The research to which Harshbarger was referring was commissioned by Arlington, VA, startup SEMPRE, which specializes in electromagnetic hardening for cellular communications up to military standards (known as MIL-SPEC). It was conducted by another company specializing in electromagnetic hardening, Jaxon Engineering, based in Colorado Springs, CO.

SEMPRE CEO Robert Spalding told Breaking Defense that while certain smartphones have inherent protection, most of the cell networks they would use do not. “Infrastructure today is not hard; it’s not survivable — at least what we’re talking about here, that is commercial infrastructure,” Spalding said.

“One of the challenges that you have today is that in whether you’re talking about China or Russia or Iran or North Korea, they all see EMP as an asymmetric capability in their ability to go after a rival or a potential target,” he elaborated.

SEMPRE is using commercial off-the-shelf technology to build battlefield cell towers and communications networks.
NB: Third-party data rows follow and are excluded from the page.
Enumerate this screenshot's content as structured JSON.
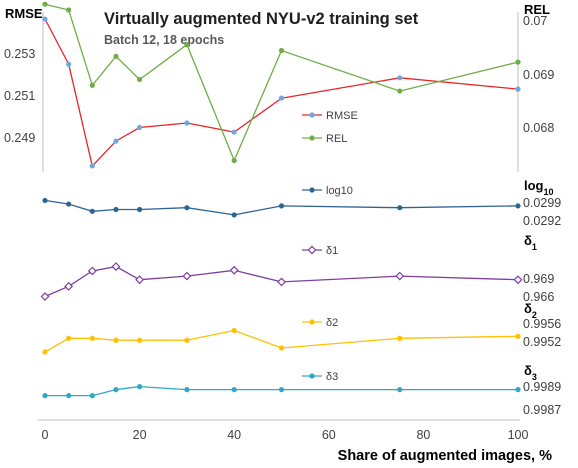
{
  "chart_data": {
    "type": "line",
    "title": "Virtually augmented NYU-v2 training set",
    "subtitle": "Batch 12, 18 epochs",
    "xlabel": "Share of augmented images, %",
    "x": [
      0,
      5,
      10,
      15,
      20,
      30,
      40,
      50,
      75,
      100
    ],
    "x_ticks": [
      "0",
      "20",
      "40",
      "60",
      "80",
      "100"
    ],
    "xlim": [
      0,
      100
    ],
    "grid": false,
    "legend_placement": "inline next to each series",
    "panels": [
      {
        "id": "top",
        "left_axis": {
          "label": "RMSE",
          "ticks": [
            "0.253",
            "0.251",
            "0.249"
          ],
          "ylim": [
            0.2474,
            0.2547
          ]
        },
        "right_axis": {
          "label": "REL",
          "ticks": [
            "0.07",
            "0.069",
            "0.068"
          ],
          "ylim": [
            0.06715,
            0.07
          ]
        },
        "series": [
          {
            "name": "RMSE",
            "axis": "left",
            "color": "#e8262a",
            "marker_color": "#6fa8dc",
            "values": [
              0.2543,
              0.2523,
              0.2478,
              0.2489,
              0.2495,
              0.2497,
              0.2493,
              0.2508,
              0.2517,
              0.2512
            ]
          },
          {
            "name": "REL",
            "axis": "right",
            "color": "#70ad47",
            "marker_color": "#70ad47",
            "values": [
              0.0701,
              0.07,
              0.0687,
              0.0692,
              0.0688,
              0.0694,
              0.0674,
              0.0693,
              0.0686,
              0.0691
            ]
          }
        ]
      },
      {
        "id": "log10",
        "right_axis": {
          "label": "log",
          "label_sub": "10",
          "ticks": [
            "0.0299",
            "0.0292"
          ],
          "ylim": [
            0.0288,
            0.0304
          ]
        },
        "series": [
          {
            "name": "log10",
            "color": "#2e6494",
            "marker": "circle",
            "values": [
              0.0301,
              0.0299,
              0.0295,
              0.0296,
              0.0296,
              0.0297,
              0.0293,
              0.0298,
              0.0297,
              0.0298
            ]
          }
        ]
      },
      {
        "id": "d1",
        "right_axis": {
          "label": "δ",
          "label_sub": "1",
          "ticks": [
            "0.969",
            "0.966"
          ],
          "ylim": [
            0.9646,
            0.9709
          ]
        },
        "series": [
          {
            "name": "δ1",
            "color": "#7e3fa0",
            "marker": "diamond",
            "values": [
              0.9648,
              0.9662,
              0.9683,
              0.9689,
              0.9671,
              0.9676,
              0.9684,
              0.9668,
              0.9676,
              0.9671
            ]
          }
        ]
      },
      {
        "id": "d2",
        "right_axis": {
          "label": "δ",
          "label_sub": "2",
          "ticks": [
            "0.9956",
            "0.9952"
          ],
          "ylim": [
            0.99497,
            0.99597
          ]
        },
        "series": [
          {
            "name": "δ2",
            "color": "#ffc000",
            "marker": "circle",
            "values": [
              0.9951,
              0.99545,
              0.99545,
              0.9954,
              0.9954,
              0.9954,
              0.99565,
              0.9952,
              0.99545,
              0.9955
            ]
          }
        ]
      },
      {
        "id": "d3",
        "right_axis": {
          "label": "δ",
          "label_sub": "3",
          "ticks": [
            "0.9989",
            "0.9987"
          ],
          "ylim": [
            0.99866,
            0.99916
          ]
        },
        "series": [
          {
            "name": "δ3",
            "color": "#2fa8c8",
            "marker": "circle",
            "values": [
              0.9988,
              0.9988,
              0.9988,
              0.9989,
              0.99895,
              0.9989,
              0.9989,
              0.9989,
              0.9989,
              0.9989
            ]
          }
        ]
      }
    ]
  }
}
This spring, the firm wrapped up a Phase 2 Small Business Innovation Research, or SBIR, contract with the Defense Department, said Spalding. “We completed that, now we’re working on that next phase,” said the retired B-2 pilot and Air Force nuclear operator.

The SBIR contract was “to demonstrate how you take a 5G core and secure it against vulnerabilities and do other things. We’ve gone above and beyond on securing the 5G core, in terms of how we make sure that that core can’t be breached,” Spalding explained.